I think it is important to have certain amount of rainy day fund set aside so that you are covered when such things happen.

Question is: how much is good enough?

We here are conservative value investor so we always try to set a margin of safety when we underwrite anything. In terms of unexpected monetary losses in life, my approach is “unemployment test”.

Assuming for some reason the regular wages stop showing up to the bank account effectively from next payroll date, technically someone becomes unemployed. While your revenue stops immediately, your expenses don’t: you still need to pay rent (or mortgage payments), you need food, you need to commute to find a new job, you probably need to by some clothes for your interviews. You can cut your expenses like Cable TV or expensive dine-outs, but you still need to pay that credit card bill or mortgage if you want to maintain a basic standard of life.

According to St. Louis Federal Reserve, the median duration of unemployment is 8.9 months.
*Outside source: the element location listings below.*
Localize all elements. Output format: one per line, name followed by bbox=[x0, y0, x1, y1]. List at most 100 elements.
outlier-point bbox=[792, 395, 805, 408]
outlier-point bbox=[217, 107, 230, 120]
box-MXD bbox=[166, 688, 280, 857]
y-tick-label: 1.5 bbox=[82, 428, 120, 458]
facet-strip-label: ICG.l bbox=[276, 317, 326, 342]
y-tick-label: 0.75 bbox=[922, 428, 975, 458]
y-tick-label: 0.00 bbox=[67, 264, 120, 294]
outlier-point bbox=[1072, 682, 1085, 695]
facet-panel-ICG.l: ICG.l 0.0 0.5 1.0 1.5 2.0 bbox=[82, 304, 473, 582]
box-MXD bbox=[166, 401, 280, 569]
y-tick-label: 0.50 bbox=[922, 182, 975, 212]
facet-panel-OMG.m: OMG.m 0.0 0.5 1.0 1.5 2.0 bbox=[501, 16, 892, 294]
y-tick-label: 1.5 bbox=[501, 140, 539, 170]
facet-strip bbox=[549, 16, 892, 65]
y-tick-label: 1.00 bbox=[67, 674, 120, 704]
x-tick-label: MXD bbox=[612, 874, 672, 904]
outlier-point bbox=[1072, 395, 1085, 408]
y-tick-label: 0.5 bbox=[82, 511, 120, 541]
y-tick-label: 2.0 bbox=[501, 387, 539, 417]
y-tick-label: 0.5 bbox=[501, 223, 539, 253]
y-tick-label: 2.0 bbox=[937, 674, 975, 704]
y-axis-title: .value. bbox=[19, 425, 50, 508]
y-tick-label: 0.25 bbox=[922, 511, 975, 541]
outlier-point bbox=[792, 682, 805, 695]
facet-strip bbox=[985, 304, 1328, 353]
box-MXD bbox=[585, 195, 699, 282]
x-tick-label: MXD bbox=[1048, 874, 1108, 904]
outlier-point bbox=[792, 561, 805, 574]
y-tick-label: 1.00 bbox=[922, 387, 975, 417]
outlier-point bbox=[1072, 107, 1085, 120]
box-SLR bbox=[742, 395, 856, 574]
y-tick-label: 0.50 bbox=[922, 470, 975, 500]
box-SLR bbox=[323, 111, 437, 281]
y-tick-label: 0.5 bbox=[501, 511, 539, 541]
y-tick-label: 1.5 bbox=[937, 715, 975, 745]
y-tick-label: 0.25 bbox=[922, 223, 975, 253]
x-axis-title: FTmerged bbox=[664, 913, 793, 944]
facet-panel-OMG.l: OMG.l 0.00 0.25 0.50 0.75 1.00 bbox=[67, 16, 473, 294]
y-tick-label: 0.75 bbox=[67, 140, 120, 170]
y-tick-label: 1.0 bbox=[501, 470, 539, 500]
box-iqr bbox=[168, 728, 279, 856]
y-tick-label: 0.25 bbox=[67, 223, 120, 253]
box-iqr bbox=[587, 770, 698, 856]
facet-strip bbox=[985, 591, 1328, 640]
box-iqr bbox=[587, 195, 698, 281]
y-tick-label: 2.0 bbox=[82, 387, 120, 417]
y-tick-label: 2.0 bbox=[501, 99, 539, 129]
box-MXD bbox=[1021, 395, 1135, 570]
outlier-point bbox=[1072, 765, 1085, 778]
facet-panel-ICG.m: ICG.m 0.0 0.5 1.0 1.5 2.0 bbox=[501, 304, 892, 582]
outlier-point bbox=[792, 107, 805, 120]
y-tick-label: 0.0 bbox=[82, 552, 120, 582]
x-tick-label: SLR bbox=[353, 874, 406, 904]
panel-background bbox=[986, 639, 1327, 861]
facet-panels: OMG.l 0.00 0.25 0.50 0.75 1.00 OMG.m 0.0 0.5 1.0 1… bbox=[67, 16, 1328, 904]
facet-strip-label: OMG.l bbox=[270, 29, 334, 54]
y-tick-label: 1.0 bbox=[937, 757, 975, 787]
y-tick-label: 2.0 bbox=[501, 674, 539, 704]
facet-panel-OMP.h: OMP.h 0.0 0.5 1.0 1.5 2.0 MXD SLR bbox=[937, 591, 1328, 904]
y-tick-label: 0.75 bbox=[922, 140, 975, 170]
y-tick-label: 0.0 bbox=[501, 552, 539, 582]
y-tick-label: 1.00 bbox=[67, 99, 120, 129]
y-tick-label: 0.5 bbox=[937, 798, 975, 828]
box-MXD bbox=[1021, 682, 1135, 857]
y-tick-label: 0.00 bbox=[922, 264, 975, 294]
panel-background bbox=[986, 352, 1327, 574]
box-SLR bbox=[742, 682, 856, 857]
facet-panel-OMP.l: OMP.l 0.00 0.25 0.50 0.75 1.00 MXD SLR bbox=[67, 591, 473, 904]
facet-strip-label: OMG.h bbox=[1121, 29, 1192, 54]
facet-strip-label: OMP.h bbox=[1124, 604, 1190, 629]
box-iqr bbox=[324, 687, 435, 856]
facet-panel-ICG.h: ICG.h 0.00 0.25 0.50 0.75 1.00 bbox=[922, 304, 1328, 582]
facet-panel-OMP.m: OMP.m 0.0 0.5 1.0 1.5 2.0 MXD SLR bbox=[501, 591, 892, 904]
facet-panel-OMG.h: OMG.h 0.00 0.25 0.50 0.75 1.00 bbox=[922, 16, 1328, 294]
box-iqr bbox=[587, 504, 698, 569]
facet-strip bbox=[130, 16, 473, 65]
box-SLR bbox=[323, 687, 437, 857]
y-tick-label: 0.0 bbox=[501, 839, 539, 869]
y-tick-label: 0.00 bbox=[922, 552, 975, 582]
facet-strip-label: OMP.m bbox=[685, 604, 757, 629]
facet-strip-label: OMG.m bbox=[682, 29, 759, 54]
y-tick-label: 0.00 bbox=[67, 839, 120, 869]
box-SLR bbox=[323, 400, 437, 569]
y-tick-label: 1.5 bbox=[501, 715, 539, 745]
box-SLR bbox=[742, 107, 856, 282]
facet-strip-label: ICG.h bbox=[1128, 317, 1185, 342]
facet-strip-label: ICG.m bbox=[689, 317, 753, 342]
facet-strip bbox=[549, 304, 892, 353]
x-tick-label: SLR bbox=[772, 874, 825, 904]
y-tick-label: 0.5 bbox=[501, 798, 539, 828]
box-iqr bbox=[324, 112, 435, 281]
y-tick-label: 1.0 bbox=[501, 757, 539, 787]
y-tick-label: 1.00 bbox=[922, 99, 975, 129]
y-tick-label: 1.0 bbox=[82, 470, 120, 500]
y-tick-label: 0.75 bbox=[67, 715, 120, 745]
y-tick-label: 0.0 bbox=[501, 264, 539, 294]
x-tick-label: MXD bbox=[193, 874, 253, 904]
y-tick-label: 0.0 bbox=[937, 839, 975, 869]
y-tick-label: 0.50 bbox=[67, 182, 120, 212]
Obviously, it is highly correlated the state of the economy: during 2010, the trough of the economic cycle, median duration of unemployment was 25 months, and now in 2018, when unemployment rate is below 5%, still, it takes more than 9 months for half of the unemployed labor force to find a new job.

 

 

If you want to have enough cushion financially to prepare for any unexpected events in life that may cost you some money, I would recommend the following:

  1. Maintain a rainy-day fund of at least 9-month worth of after tax ordinary income.
  2. If you are not professional in finance industry and you don’t have many venues to manage liquidity, do put the money above in savings account or certificate of deposits. However, if you are confident that you are very experienced investor and you can find many ways to fund any short-term cash crunch, feel free to invest them in public securities (but just be prepared that they may lose value at the same time you lose your job, since both events may happen during a recession)
  3. Never put such savings into illiquid assets. (it won’t help to start making an umbrella from raw materials when it is pouring outside, and you need to go out in 5 minutes!)
  4. Have a plan to constantly (maybe every half year) to review your financial situation: if the rainy-day fund is adequate and if the value of the securities that are supposed to be rainy fund is doing fine.

Hope everyone never has a rainy-day moment but just like investing, hope and wish is not a strategy. We need to have solid plans and margin of safety.